A nine-hour hostage drama at a city hall in southern Germany has ended with the release of two remaining detainees. The incident forced Chancellor Angela Merkel to call off an election campaign event in Ingolstadt.

https://p.dw.com/p/19SQb
German special police forces return to their vehicles after the conclusion of a hostage situation in Ingolstadt August 19, 2013. Two final hostages were freed unharmed by police on Monday, after an armed man had taken several people captive in the townhall of Ingolstadt, just hours before Chancellor Angela Merkel was due to hold a speech in front of the building in the southern German city. The hostage-taker was injured as police attempted to end the stand-off, a police spokesperson said. There was no sign of a connection with Merkel's visit, the spokesperson added. REUTERS/Michael Dalder (GERMANY - Tags: MILITARY CRIME LAW)
Image: Reuters

Police in Germany's southern city of Ingolstadt said on Monday that a hostage-taking at city hall ended without fatalities.

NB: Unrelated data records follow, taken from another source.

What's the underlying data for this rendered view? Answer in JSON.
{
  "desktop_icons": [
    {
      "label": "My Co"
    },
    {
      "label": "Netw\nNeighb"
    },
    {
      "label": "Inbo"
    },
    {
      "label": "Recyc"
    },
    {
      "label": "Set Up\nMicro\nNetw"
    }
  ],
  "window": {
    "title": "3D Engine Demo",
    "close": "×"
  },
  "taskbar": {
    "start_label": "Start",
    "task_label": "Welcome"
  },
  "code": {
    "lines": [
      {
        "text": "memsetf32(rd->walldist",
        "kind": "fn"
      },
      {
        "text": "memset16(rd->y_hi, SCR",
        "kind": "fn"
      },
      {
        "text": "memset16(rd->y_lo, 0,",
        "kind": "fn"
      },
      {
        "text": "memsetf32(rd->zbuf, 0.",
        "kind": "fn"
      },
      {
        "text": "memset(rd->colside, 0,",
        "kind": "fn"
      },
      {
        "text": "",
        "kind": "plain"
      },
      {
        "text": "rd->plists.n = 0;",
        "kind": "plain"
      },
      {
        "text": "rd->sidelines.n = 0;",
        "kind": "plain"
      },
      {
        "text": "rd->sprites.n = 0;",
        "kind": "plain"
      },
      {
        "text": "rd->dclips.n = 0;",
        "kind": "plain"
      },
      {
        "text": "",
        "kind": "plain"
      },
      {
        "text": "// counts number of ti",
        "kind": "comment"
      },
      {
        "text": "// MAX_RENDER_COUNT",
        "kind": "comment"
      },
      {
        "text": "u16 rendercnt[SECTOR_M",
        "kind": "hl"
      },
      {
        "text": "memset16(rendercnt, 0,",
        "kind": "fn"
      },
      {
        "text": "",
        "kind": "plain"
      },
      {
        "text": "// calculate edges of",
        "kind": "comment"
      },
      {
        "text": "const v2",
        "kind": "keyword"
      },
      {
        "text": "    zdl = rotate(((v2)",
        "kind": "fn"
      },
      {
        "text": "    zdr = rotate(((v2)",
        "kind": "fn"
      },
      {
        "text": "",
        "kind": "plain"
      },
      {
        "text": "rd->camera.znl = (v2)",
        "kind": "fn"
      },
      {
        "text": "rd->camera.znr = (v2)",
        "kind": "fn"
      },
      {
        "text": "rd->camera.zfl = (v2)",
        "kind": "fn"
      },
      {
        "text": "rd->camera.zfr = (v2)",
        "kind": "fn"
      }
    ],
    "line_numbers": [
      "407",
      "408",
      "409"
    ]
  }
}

Two female hostages were freed and a 24-year-old man who had carried a real or imitation handgun was taken away with slight injuries in an ambulance.

At the start of the drama, the man, whom police had described as a convicted stalker, initially freed another woman and five hours later Ingolstadt's deputy mayor.

Hostage crisis ended

The suspect had entered city administration offices at 9 a.m., local time. Police and a psychiatrist began negotiations. More than 200 police cordoned off the historic town center.

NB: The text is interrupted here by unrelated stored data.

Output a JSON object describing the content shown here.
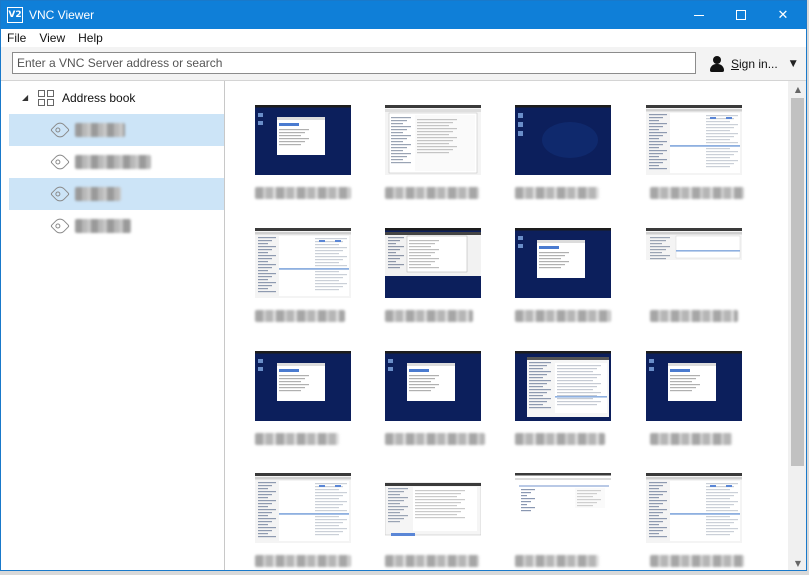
{
  "window": {
    "title": "VNC Viewer",
    "app_icon_text": "V2"
  },
  "menu": [
    "File",
    "View",
    "Help"
  ],
  "toolbar": {
    "search_placeholder": "Enter a VNC Server address or search",
    "signin_label": "Sign in..."
  },
  "sidebar": {
    "header": "Address book",
    "items": [
      "▓▓ ▓▓▓▓",
      "▓▓▓▓▓▓-▓▓",
      "▓▓-▓▓▓",
      "▓▓▓▓▓▓"
    ]
  },
  "thumbnails": [
    {
      "label": "▓▓▓▓▓▓▓▓▓▓▓▓▓▓",
      "screen": "dark-dialog"
    },
    {
      "label": "▓▓▓▓▓▓▓▓▓▓▓▓▓",
      "screen": "filemanager"
    },
    {
      "label": "▓▓▓▓▓▓▓▓▓▓▓▓",
      "screen": "dark-desktop"
    },
    {
      "label": "▓▓▓▓▓▓▓▓▓▓▓",
      "screen": "browser"
    },
    {
      "label": "▓▓▓▓▓▓▓▓▓▓▓▓▓",
      "screen": "browser"
    },
    {
      "label": "▓▓▓▓▓▓▓▓▓▓▓▓▓▓",
      "screen": "dark-filemanager"
    },
    {
      "label": "▓▓▓▓▓▓▓▓▓▓▓▓▓",
      "screen": "dark-dialog"
    },
    {
      "label": "▓▓▓▓▓▓▓▓▓▓▓▓▓▓",
      "screen": "browser-short"
    },
    {
      "label": "▓▓▓▓▓▓▓▓▓▓▓▓",
      "screen": "dark-dialog"
    },
    {
      "label": "▓▓▓▓▓▓▓▓▓▓▓▓▓",
      "screen": "dark-dialog"
    },
    {
      "label": "▓▓▓▓▓▓▓▓▓▓▓▓▓▓▓",
      "screen": "dark-browser"
    },
    {
      "label": "▓▓▓▓▓▓▓▓▓▓",
      "screen": "dark-dialog"
    },
    {
      "label": "▓▓▓▓▓▓▓▓▓▓▓▓▓▓▓",
      "screen": "browser"
    },
    {
      "label": "▓▓▓▓▓▓▓▓▓▓▓▓▓▓▓",
      "screen": "filemanager-low"
    },
    {
      "label": "▓▓▓▓▓▓▓▓▓▓▓▓▓▓▓",
      "screen": "browser-light"
    },
    {
      "label": "▓▓▓▓▓▓▓▓▓▓▓▓▓",
      "screen": "browser"
    }
  ],
  "colors": {
    "titlebar": "#0f7fd8",
    "selected_row": "#cce4f7",
    "desktop_blue": "#0c1f5c"
  }
}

Shots were heard in the afternoon when the remaining two women hostages were freed and the suspect was taken away in an ambulance.

Local media said the man was a former friend of the deputy mayor's receptionist, who was among the last two hostages to be freed. The man had previously been barred by court order from contacting the woman.

Campaigning interrupted

As the drama unfolded, the Christian Social Union, the Bavarian sister party of Chancellor Merkel's Christian Democrats, cancelled a campaign event outside Ingolstadt's city hall planned for the early evening.

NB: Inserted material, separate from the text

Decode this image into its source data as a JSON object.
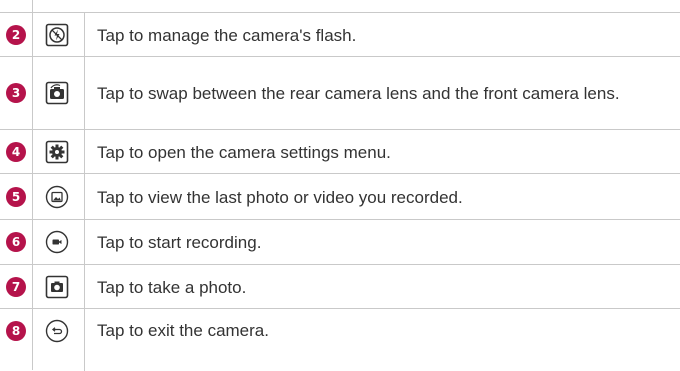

The chancellor had been due to join Bavaria's CSU premier Horst Seehofer, whose CSU is also campaigning for re-election in the southern state of Bavaria next month. That poll will precede Germany's federal election due on 22 September.

Ingolstadt's Mayor Alfred Lehmann described Monday's drama as a "horrible situation."

"The staff were deeply dismayed and didn't know how to react... It's a very bad day for Ingolstadt," said Lehmann.